Qui sont ces mystérieux donateurs qui veulent le bien du RWDM? Pour l’heure, seul un financier bruxellois retraité à la Côte belge, José Seuwir, est sorti de l’ombre. S’ils débarquent à Molenbeek, qu’attendent-ils d’un club dont les difficultés financières sont patentes?

« Je suis leur représentant et j’ai proposé un projet qui vise à gérer le club d’une manière beaucoup plus professionnelle », dit Charles Simar. « Tout sera restructuré en différentes cellules actives. Le sportif, le commercial, etc. Il est évident que l’apport financier aurait été moins important en cas de maintien en D2. Le budget de cette saison avoisinait les 75 millions. Il sera inévitablement gonflé pour l’élite. Dans un premier temps une centaine de millions mais cela pourrait être nettement plus. Des gestes ont déjà été posés comme les achats de Laurent Fassotte auprès du Standard et d’ Ibrahim Kargbo auprès de Feyenoord ».

Un audit impitoyable

Gérer le RWDM de manière professionelle, nous avons attendu des dizaines de fois un discours identique…

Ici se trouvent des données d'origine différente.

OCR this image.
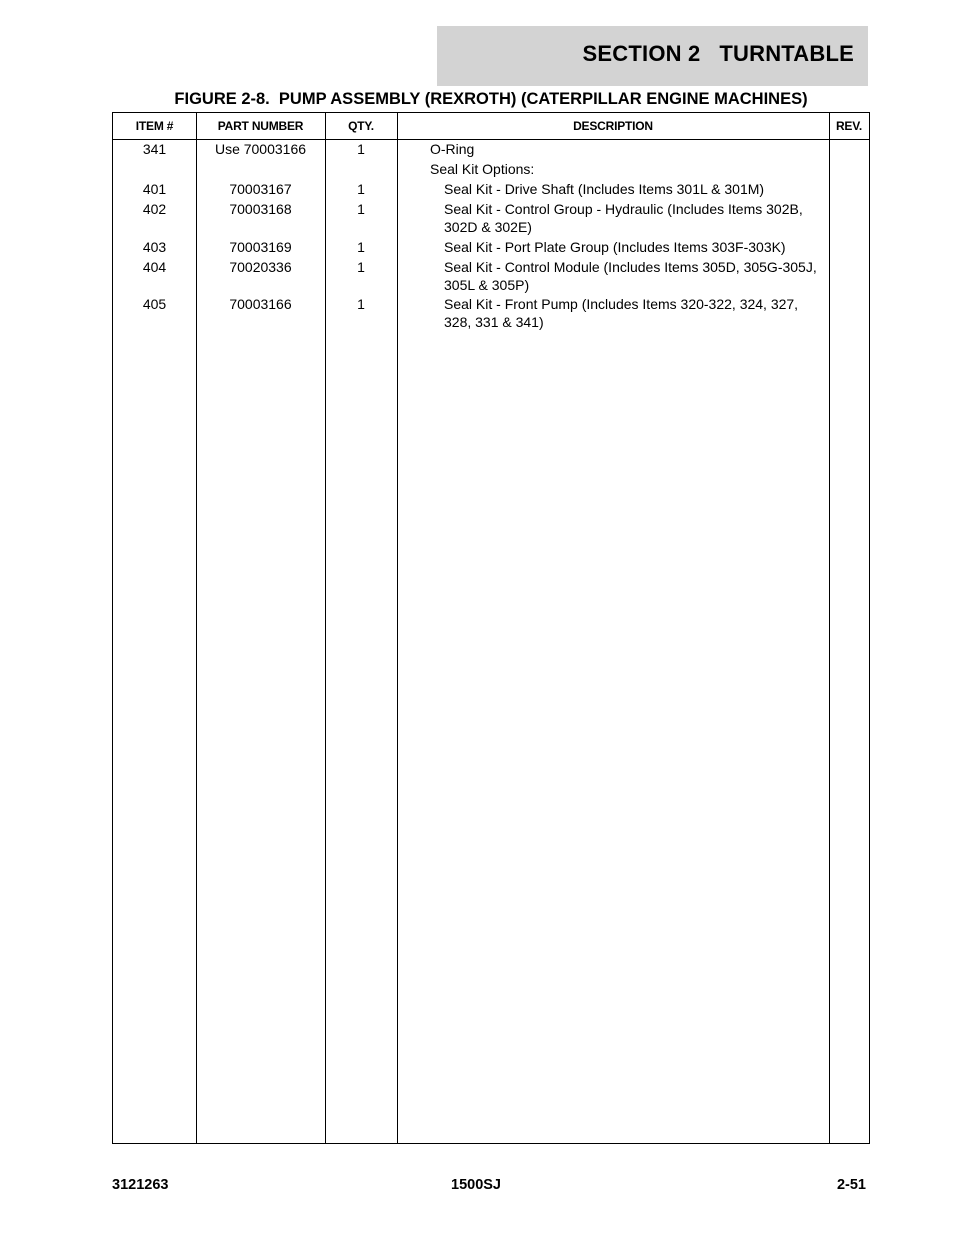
SECTION 2   TURNTABLE
FIGURE 2-8.  PUMP ASSEMBLY (REXROTH) (CATERPILLAR ENGINE MACHINES)
ITEM #	PART NUMBER	QTY.	DESCRIPTION	REV.
341	Use 70003166	1	O-Ring
Seal Kit Options:
401	70003167	1	Seal Kit - Drive Shaft (Includes Items 301L & 301M)
402	70003168	1	Seal Kit - Control Group - Hydraulic (Includes Items 302B, 302D & 302E)
403	70003169	1	Seal Kit - Port Plate Group (Includes Items 303F-303K)
404	70020336	1	Seal Kit - Control Module (Includes Items 305D, 305G-305J, 305L & 305P)
405	70003166	1	Seal Kit - Front Pump (Includes Items 320-322, 324, 327, 328, 331 & 341)
3121263	1500SJ	2-51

« Au terme de l’audit, nous avons remarqué d’énormes erreurs de gestion commises ces dernières années », dit Simar. « C’est terminé. Est-ce normal que nous ayons réalisé la meilleure recette de la décennie lors du match du tour final contre Turnhout? Plus que des RWDM-Anderlecht. Parce que des centaines de personnes bénéficiaient jadis de passe-droit et ne payaient pas leur entrée. Comptez 450 entrées à 600 francs. Cela fait presque 300.000 francs par match. C’est énorme. Nous avons décidé d’éliminer du stade tous les panneaux publicitaires impayés. Alors que nous devions courir après les sponsors jusqu’à il y a peu, ils nous contactent directement depuis notre montée en D1. Une banque pourrait devenir le sponsor sur le maillot. Notre cellule marketing s’active. Elle a été remaniée autour de quatre personnes dont Henri Vroom et Philippe Verdussen (ex-Standard). Ils vont promouvoir le produit et tenter de rapatrier au stade l’ensemble des entreprises des environs ».

Autre cheval de bataille. Traditionnel également: ramener le public au stade Machtens. Durant le tour final, mais est-ce une vraie référence, en moyenne 6.000 personnes s’étaient déplacées mais reviendront-elles lors d’un RWDM-Lokeren au mois de décembre?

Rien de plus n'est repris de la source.